A lot of people were congratulating the Las Vegas City Council for adopting a new ordinance regulating street performers downtown.
Under the rules, 38 circles six-foot in diameter will be available for performers for two hours at a time.
Not so fast, says attorney Allen Lichtenstein, who has won several First Amendment cases against Las Vegas over the last several years.
"The devils is in the details and we're sort of lacking details," Lichtenstein told KNPR's State of Nevada.
Lichtenstein said the city doesn't have any evidence that this type of plan is going to work.
"If it restricts too much speech from too many people, then obviously there is going to be a problem," he said.
Lichtenstein said setting out rules for street performers is not the problem.
The issue, according to him, is how the rules were constructed. He said basing the rules on "what can fit after all the Fremont Street Experience stuff, doesn't make any sense."

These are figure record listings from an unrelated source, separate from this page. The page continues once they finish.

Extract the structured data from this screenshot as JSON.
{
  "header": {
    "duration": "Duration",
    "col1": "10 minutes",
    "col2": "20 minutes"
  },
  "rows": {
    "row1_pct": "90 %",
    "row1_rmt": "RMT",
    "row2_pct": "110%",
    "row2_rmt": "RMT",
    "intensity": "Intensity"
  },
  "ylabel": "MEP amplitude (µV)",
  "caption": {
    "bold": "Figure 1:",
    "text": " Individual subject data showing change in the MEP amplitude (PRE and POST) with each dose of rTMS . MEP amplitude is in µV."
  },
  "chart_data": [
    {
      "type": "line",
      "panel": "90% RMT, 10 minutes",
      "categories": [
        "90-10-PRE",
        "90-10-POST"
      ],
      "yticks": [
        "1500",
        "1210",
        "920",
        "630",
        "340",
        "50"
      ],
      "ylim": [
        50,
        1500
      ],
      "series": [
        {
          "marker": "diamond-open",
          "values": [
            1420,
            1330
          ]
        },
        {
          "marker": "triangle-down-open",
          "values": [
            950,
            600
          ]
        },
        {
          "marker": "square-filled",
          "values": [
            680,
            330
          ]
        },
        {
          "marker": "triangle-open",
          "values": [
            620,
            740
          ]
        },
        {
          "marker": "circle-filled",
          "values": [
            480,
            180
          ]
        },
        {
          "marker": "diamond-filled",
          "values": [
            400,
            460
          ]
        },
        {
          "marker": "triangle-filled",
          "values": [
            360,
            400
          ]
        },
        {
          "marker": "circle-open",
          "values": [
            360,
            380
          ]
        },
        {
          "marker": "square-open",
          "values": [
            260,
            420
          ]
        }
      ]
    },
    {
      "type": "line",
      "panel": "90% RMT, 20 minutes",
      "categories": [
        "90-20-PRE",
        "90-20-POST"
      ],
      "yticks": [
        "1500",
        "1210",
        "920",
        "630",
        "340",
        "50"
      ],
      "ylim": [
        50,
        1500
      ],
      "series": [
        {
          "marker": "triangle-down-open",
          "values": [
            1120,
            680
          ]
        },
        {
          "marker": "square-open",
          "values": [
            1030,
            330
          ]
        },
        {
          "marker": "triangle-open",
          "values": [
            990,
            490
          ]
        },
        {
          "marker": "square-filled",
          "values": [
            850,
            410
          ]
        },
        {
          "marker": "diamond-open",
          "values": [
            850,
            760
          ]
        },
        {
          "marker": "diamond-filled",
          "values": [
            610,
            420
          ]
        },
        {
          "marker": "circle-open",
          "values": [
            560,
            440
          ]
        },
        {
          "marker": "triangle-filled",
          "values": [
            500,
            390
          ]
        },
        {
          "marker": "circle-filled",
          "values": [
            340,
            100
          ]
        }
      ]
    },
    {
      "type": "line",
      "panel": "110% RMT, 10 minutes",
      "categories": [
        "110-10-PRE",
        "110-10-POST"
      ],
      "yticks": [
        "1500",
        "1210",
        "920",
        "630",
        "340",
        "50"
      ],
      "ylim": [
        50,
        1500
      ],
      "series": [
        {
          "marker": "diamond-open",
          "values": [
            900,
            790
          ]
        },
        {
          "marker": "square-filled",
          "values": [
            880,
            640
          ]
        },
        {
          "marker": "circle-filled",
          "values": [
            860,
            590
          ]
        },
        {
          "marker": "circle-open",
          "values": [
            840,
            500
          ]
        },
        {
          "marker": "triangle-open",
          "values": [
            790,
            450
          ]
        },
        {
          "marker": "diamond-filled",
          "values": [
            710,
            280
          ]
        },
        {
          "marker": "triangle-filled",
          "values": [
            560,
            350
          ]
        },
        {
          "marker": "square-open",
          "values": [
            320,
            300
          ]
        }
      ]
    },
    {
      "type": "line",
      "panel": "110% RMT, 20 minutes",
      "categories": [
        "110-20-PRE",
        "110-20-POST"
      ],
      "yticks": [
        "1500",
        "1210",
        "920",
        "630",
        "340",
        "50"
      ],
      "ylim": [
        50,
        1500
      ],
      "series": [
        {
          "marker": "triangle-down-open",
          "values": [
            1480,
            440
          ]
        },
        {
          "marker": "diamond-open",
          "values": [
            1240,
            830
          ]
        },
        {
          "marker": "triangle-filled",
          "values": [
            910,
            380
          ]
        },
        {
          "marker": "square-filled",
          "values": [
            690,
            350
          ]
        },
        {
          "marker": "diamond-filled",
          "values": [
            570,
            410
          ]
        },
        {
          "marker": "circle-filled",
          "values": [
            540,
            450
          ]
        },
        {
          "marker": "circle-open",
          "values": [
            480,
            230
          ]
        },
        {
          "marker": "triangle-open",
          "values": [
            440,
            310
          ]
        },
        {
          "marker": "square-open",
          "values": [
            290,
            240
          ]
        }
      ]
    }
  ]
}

He thinks the rules need to take into account how many performers want to be there and foot traffic in the pedestrian mall.
"The buskers have a constitutional right to be out there, the kiosk do not," Lichtenstein said. He said if the issue went to court free speech would win out over commerce.
"This is sort of a jerry-rigged plan that is playing more toward the public than toward the Constitution," he said.
At this point, he is not planning on going to court over what he sees as problems with the ordinance instead he and his clients are going to wait and see.